• We’ll reuse our example matrix to explore \(Ax=b\):
\[\begin{bmatrix} \begin{array}{rrrr} 1 & 2 & 2 & 2 \\ 2 & 4 & 6 & 8 \\ 3 & 6 & 8 & 10 \\ \end{array} \end{bmatrix} = \begin{bmatrix} b_1 \\ b_2 \\ b_3 \end{bmatrix}\]
  • Let’s use an augmented matrix to deal with the right hand side and do elimination:
\[\begin{bmatrix} \begin{array}{rrrrr} 1 & 2 & 2 & 2 & b_1 \\ 2 & 4 & 6 & 8 & b_2 \\ 3 & 6 & 8 & 10 & b_3 \\ \end{array} \end{bmatrix}\]
  • End up with, the condition for a solution is \(0 = -b_1 - b_2 + b_3\) (e.g. \(b = (1, 5, 6)\)):
\[\begin{bmatrix} \begin{array}{rrrrr} 1 & 2 & 2 & 2 & b_1 \\ 0 & 0 & 2 & 4 & -2b_1 + b_2 \\ 0 & 0 & 0 & 0 & -b_1 - b_2 + b_3 \\ \end{array} \end{bmatrix}\]
  • Solvability: a condition on \(b\). \(Ax=b\) is solvable when \(b\) is in the columnspace of \(A\), \(C(A)\). Alternatively, if a combination of the rows of \(A\) give the zero row, then the same combination of the components of \(b\) have to give a zero.

  • To find complete solution to \(Ax=b\):

    • Find a particular solution. One way to find a particular solution: set all free variables to zero and then solve for pivot variables.
    \[x_p = \begin{bmatrix} \begin{array}{r} -2 \\ 0 \\ \frac{3}{2} \\ 0 \\ \end{array} \end{bmatrix}\]
    • Add in the nullspace \(x_n\) (aka special solutions).
  • The complete solution to \(Ax=b\) is \(x_{complete} = x_p + x_n\)

\[x_{complete} = \begin{bmatrix} \begin{array}{r} -2 \\ 0 \\ \frac{3}{2} \\ 0 \\ \end{array} \end{bmatrix} + c_1 * \begin{bmatrix} \begin{array}{r} -2 \\ 1 \\ 0 \\ 0 \\ \end{array} \end{bmatrix} + c_2 * \begin{bmatrix} \begin{array}{r} 2 \\ 0 \\ -2 \\ 1 \\ \end{array} \end{bmatrix}\]
  • Note \(A * (x_p + x_n) = A * x_p + A * x_n = A * x_p + 0 = A * x_p = b\).
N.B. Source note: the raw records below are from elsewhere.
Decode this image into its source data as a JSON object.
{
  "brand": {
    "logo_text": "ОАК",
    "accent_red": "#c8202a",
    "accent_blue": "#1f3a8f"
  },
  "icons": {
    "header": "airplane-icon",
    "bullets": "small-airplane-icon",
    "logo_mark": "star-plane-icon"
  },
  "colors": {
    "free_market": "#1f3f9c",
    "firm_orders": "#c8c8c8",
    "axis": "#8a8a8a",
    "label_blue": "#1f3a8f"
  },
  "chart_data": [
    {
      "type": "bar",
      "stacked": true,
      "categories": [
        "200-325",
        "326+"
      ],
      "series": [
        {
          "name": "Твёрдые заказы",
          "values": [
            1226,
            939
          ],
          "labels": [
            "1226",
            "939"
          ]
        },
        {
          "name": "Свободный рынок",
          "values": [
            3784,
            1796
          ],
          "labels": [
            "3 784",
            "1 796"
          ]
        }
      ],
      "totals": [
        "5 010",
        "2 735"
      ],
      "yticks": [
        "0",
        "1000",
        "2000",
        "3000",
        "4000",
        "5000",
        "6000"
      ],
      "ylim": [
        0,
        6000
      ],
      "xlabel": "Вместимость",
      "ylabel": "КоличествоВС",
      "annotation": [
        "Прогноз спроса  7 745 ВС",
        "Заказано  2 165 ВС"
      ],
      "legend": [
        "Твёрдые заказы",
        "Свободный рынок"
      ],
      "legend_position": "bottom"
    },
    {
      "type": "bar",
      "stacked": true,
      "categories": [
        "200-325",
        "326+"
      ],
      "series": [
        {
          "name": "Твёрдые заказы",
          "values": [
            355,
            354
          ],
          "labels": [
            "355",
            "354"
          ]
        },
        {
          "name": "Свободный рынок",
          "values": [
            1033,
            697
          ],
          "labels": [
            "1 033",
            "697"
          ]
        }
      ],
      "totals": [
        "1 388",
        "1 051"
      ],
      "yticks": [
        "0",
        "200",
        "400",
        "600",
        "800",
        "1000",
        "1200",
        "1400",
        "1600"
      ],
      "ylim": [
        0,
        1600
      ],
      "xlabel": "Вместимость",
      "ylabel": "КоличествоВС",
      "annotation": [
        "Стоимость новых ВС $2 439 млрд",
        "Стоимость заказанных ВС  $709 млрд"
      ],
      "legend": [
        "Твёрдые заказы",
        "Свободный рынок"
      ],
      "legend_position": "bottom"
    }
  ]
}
  • \(x_c\) in this case is a subspace (the nullspace) shifted by the \(x_p\). Instead of going through zero, the subspace goes through \(x_p\).

  • Relations between rank \(r\) in a \(m \times n\) matrix:

    • \[r \leq m\]
    • \[r \leq n\]
  • Full column rank \(r = n\): no free variables, nullspace is only the zero vector, one or zero solutions to \(Ax=b\). Matrix will look tall and thin. Each zero row will be an additional condition on \(b\).

  • Full row rank \(r = m\): One or many solutions for every \(b\) (depending if there are free variables. There will be \(n-r = n-m\) free variables). Matrix will be short and fat. \(m > n\) results in free variables.

  • Full row and column rank \(r = m = n\). Square matrix and invertible, one solution for every b. Row reduced echelon form is the identity matrix.

  • If \(r < m\) and \(r < n\), then you will have 0 solutions (if the conditions of the zero row are not satisifed) or infinite solutions if the conditions of the zero row are satisfied.